80,285 mortgages with a collective value of £13.6 billion got the go-ahead in January


The number of mortgages approved by high street banks has topped 80,000 in a month for the first time in two years as buy-to-let investors rushed to beat a stamp duty hike.

Some 80,285 mortgages with a collective value of £13.6 billion got the go-ahead in January - marking a jump of one third (33%) compared with January 2015, the British Bankers' Association (BBA) said.

It is the first time since January 2014 that mortgage approvals have edged above the 80,000 mark in a single month.

From April 1, people buying additional properties, such as buy-to-let properties and second homes, will pay an extra three percentage points above current stamp duty rates.

The BBA's figures showed that 47,509 mortgages worth £8.6 billion in total were approved for house purchase in January, marking a 27% increase on the same period a year earlier.
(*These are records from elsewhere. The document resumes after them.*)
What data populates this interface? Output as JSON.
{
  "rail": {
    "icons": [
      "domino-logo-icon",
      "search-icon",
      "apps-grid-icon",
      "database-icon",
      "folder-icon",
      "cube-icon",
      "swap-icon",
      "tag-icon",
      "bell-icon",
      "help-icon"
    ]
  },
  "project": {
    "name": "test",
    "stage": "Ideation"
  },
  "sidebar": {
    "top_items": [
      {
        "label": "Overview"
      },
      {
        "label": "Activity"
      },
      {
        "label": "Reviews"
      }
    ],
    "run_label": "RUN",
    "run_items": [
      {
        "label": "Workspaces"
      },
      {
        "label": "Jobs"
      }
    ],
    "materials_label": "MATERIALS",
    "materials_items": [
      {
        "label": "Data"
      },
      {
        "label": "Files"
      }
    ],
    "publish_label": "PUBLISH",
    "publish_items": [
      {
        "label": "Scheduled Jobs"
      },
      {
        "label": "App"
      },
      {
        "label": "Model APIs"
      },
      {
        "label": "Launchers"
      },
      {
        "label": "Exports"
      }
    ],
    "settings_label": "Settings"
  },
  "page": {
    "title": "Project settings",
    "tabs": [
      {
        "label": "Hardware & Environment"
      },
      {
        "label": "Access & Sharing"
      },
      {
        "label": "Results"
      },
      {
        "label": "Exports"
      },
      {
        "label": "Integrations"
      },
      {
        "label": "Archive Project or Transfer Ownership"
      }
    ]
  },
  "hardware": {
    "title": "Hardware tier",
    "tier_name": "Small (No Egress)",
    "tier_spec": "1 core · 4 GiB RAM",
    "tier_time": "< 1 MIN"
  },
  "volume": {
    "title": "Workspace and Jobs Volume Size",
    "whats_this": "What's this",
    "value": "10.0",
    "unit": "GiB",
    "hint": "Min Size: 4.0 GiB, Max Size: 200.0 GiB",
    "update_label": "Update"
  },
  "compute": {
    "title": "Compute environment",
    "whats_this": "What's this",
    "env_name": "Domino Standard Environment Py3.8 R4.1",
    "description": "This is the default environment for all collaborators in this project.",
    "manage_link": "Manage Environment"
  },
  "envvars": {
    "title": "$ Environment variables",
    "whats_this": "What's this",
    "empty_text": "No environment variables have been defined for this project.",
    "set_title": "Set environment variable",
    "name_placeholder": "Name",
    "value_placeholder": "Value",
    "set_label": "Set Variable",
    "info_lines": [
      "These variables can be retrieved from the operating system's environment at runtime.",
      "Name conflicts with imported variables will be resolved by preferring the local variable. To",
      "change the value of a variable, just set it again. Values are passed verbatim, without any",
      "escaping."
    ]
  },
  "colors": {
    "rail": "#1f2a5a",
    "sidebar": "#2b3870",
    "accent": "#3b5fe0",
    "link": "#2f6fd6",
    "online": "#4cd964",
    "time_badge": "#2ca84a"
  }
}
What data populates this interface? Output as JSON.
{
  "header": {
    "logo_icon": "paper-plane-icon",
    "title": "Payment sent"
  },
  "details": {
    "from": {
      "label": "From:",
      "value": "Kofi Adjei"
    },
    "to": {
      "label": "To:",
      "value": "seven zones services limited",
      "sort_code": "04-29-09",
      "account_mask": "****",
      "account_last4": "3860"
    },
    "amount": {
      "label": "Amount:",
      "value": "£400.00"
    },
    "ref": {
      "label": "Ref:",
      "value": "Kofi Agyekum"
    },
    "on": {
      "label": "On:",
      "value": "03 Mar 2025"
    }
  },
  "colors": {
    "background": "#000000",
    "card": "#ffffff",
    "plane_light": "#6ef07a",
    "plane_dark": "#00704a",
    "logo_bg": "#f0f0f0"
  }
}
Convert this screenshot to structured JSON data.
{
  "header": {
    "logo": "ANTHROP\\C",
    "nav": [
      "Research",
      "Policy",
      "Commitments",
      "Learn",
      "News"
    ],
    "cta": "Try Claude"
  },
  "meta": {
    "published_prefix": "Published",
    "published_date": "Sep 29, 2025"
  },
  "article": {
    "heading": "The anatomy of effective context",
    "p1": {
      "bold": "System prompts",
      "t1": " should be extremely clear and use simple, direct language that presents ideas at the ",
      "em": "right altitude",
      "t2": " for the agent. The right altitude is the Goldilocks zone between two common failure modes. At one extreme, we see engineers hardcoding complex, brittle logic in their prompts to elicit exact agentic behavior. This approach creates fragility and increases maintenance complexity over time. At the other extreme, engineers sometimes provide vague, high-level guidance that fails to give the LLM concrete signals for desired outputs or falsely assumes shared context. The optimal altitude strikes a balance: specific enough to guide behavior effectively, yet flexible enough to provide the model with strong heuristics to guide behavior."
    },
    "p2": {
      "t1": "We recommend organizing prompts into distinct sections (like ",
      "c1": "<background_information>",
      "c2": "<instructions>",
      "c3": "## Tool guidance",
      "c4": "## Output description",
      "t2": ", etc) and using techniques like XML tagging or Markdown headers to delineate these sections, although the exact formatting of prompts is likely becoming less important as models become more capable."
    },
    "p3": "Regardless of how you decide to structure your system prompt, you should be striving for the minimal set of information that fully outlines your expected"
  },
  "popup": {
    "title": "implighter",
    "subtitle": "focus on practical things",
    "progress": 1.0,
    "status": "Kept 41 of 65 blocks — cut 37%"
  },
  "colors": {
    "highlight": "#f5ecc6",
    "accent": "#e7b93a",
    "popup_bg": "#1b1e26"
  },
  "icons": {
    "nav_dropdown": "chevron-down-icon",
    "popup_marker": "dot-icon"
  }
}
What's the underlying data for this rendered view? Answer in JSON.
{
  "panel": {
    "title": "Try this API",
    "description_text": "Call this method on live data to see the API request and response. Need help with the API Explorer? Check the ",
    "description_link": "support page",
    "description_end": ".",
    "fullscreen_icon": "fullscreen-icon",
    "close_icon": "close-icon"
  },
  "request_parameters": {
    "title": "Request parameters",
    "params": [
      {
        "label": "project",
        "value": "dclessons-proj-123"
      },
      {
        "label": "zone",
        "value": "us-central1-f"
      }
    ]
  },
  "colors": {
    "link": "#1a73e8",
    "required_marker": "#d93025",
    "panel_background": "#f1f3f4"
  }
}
And re-mortgage approvals were up by 42% on a year earlier, with 25,040 home loans worth £4.5 billion collectively getting the green light in January.

Richard Woolhouse, chief economist at the BBA, said: "The start of the year has seen a significant rise in mortgage borrowing.

"It seems that this has been driven, in part, by borrowers looking to get ahead of the increases in stamp duty for buy-to-let and second home buyers scheduled to come into effect in April."

The continued availability of cheap mortgage deals - and households' fading expectations that interest rates will start to increase any time soon - are also thought to have been boosting the housing market.

Financial information website reported this week that the choice of mortgage deals for people with low deposits is at its widest since 2008, with 845 products on the market for people with deposits of 5% or 10% across the UK.

The average two-year fixed-rate mortgage now on offer for someone with a 10% deposit has fallen below 3% for the first time on's records, which go back 26 years.

The BBA also said that borrowing by non-financial companies increased "fairly strongly" in January, after declining in December, with a £3.4 billion upswing recorded in January.

Mr Woolhouse continued: "Net lending to non-financial companies saw the biggest monthly jump since July 2008 as businesses take advantage of record low interest rates. Demand from the transport, storage and communication and construction sectors was particularly strong."